One of the principal commercial processes employed to manufacture high density linear ethylene polymers is to polymerize ethylene in the presence of a chromium oxide catalyst supported on silica. While the catalysts employed in this process are characterized as being a chromium oxide supported on silica, it is believed that the chromium undergoes at least partial reaction with silicon atoms to form complex molecules whose precise chemical composition has not been established with certainty. It is believed that at least a portion of the chromium is present in the hexavalent state.
In a specific aspect of this process, the polymerization is carried out in a hydrocarbon medium having little or no solvent action on the resin being produced and the resin, as formed, precipitates as fine solid particles. For this reason, this particular process is known in the art as the Particle Form Process. As used throughout this specification, the term Particle Form Process will be restricted to a process carried out in the presence of a chromium oxide catalyst and carried out in a hydrocarbon medium having solubility characteristics such that the resin, as produced, precipitates in the form of fine solid particles.
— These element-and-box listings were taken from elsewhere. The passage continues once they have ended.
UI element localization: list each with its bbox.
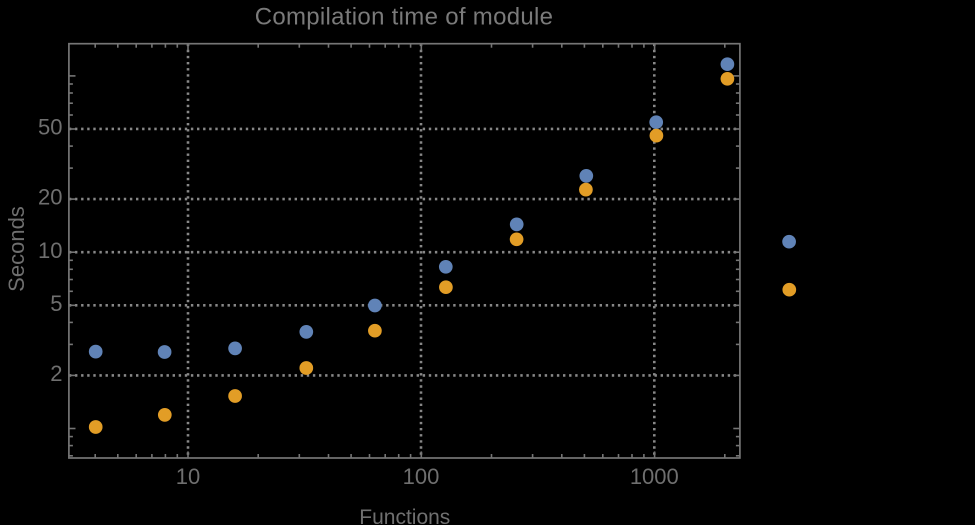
svg-text:20: 20 — [38, 185, 62, 210]
svg-text:2: 2 — [50, 361, 62, 386]
svg-text:50: 50 — [38, 115, 62, 140]
svg-text:1000: 1000 — [630, 464, 679, 489]
svg-text:10: 10 — [38, 238, 62, 263]
svg-text:5: 5 — [50, 291, 62, 316]
svg-text:100: 100 — [403, 464, 440, 489]
svg-text:Functions: Functions — [359, 506, 450, 525]
svg-text:Seconds: Seconds — [4, 206, 29, 292]
svg-text:10: 10 — [176, 464, 200, 489]
svg-text:Compilation time of module: Compilation time of module — [255, 3, 554, 30]
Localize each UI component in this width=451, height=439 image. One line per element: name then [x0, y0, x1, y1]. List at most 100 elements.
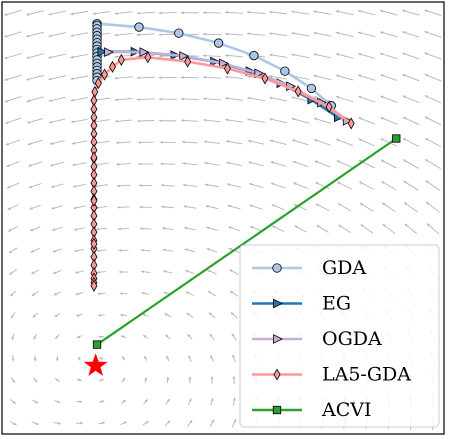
field-arrow: [210, 354, 214, 363]
field-arrow: [72, 183, 86, 188]
field-arrow: [271, 204, 285, 211]
field-arrow: [180, 76, 199, 79]
field-arrow: [225, 11, 244, 14]
field-arrow: [51, 205, 64, 210]
field-arrow: [144, 377, 147, 383]
legend-item: GDA: [252, 257, 366, 279]
field-arrow: [160, 162, 176, 166]
field-arrow: [210, 376, 214, 384]
field-arrow: [159, 119, 177, 123]
series-gda: [92, 18, 336, 111]
field-arrow: [210, 397, 214, 406]
field-arrow: [228, 226, 241, 232]
field-arrow: [139, 205, 152, 209]
field-arrow: [136, 11, 155, 15]
field-arrow: [48, 10, 67, 16]
field-arrow: [379, 31, 398, 38]
field-arrow: [26, 53, 44, 59]
data-point: [90, 194, 98, 207]
legend-marker: [273, 368, 281, 381]
field-arrow: [72, 162, 87, 167]
data-point: [392, 134, 401, 143]
field-arrow: [380, 95, 398, 103]
field-arrow: [70, 75, 89, 81]
field-arrow: [142, 334, 149, 339]
field-arrow: [52, 248, 63, 253]
field-arrow: [206, 226, 218, 231]
data-point: [179, 51, 190, 61]
field-arrow: [158, 76, 177, 80]
field-arrow: [229, 269, 239, 275]
field-arrow: [9, 268, 17, 276]
field-arrow: [248, 161, 264, 167]
field-arrow: [225, 140, 243, 145]
field-arrow: [335, 31, 354, 37]
field-arrow: [424, 73, 442, 82]
field-arrow: [5, 117, 21, 124]
field-arrow: [424, 31, 442, 38]
field-arrow: [359, 181, 375, 190]
field-arrow: [291, 53, 310, 59]
field-arrow: [337, 181, 353, 190]
field-arrow: [7, 225, 19, 232]
field-arrow: [71, 140, 88, 145]
field-arrow: [6, 182, 20, 189]
data-point: [92, 340, 102, 349]
data-point: [90, 279, 98, 292]
field-arrow: [232, 376, 236, 384]
field-arrow: [158, 97, 177, 101]
field-arrow: [358, 117, 376, 125]
data-point: [109, 60, 116, 73]
data-point: [280, 66, 290, 76]
field-arrow: [425, 180, 441, 192]
field-arrow: [4, 96, 22, 103]
field-arrow: [94, 184, 109, 188]
field-arrow: [291, 96, 310, 102]
field-arrow: [269, 10, 288, 15]
field-arrow: [403, 201, 418, 213]
data-point: [306, 83, 317, 94]
field-arrow: [26, 96, 44, 103]
field-arrow: [30, 247, 40, 253]
field-arrow: [76, 400, 83, 403]
field-arrow: [166, 376, 170, 384]
field-arrow: [359, 202, 374, 212]
field-arrow: [48, 96, 66, 102]
field-arrow: [291, 139, 309, 146]
field-arrow: [380, 116, 398, 125]
field-arrow: [291, 10, 310, 15]
field-arrow: [158, 33, 177, 36]
field-arrow: [117, 227, 130, 231]
field-arrow: [292, 160, 309, 168]
field-arrow: [316, 224, 329, 233]
field-arrow: [48, 32, 67, 38]
field-arrow: [120, 335, 127, 339]
field-arrow: [225, 32, 244, 36]
field-arrow: [98, 335, 105, 339]
field-arrow: [230, 311, 238, 319]
field-arrow: [225, 97, 244, 101]
field-arrow: [75, 421, 83, 425]
field-arrow: [117, 205, 130, 209]
field-arrow: [75, 292, 84, 296]
field-arrow: [164, 313, 172, 318]
field-arrow: [119, 292, 128, 295]
field-arrow: [33, 355, 37, 362]
field-arrow: [74, 270, 84, 274]
data-point: [261, 72, 269, 85]
field-arrow: [162, 248, 173, 252]
field-arrow: [269, 118, 288, 124]
field-arrow: [402, 9, 420, 16]
field-arrow: [98, 313, 105, 317]
field-arrow: [247, 10, 266, 15]
field-arrow: [204, 183, 220, 188]
field-arrow: [313, 117, 332, 124]
field-arrow: [114, 33, 133, 37]
field-arrow: [335, 10, 354, 16]
field-arrow: [315, 181, 330, 190]
field-arrow: [313, 74, 332, 81]
field-arrow: [120, 399, 127, 404]
field-arrow: [357, 74, 376, 81]
field-arrow: [10, 312, 16, 319]
data-point: [249, 50, 259, 61]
One of the limitations of the Particle Form Process is that the resins produced by the process have a relatively narrow molecular weight distribution, and a relatively low melt flow shear ratio which conventionally is expressed as the ratio obtained by dividing the high load melt index (ASTM 1238-70, Condition F) by the normal load melt index (ADTM 1238-70, Condition E). For a number of industrial purposes, it is desirable to have available high density linear ethylene polymers having broad molecular weight distributions and high melt flow shear ratios.
Many workers have attempted to modify the Particle Form Process to expand its capability to manufacture ethylene polymers having broader molecular distributions and higher melt flow shear ratios. Such efforts have been directed principally to modifying the chromium oxide-supported catalysts employed in the process. The success of such efforts has been marginal, at best, and many workers in the art believe that the Particle Form Process inherently is restricted to the manufacture of ethylene polymers having narrow molecular weight distributions and low melt flow shear ratios.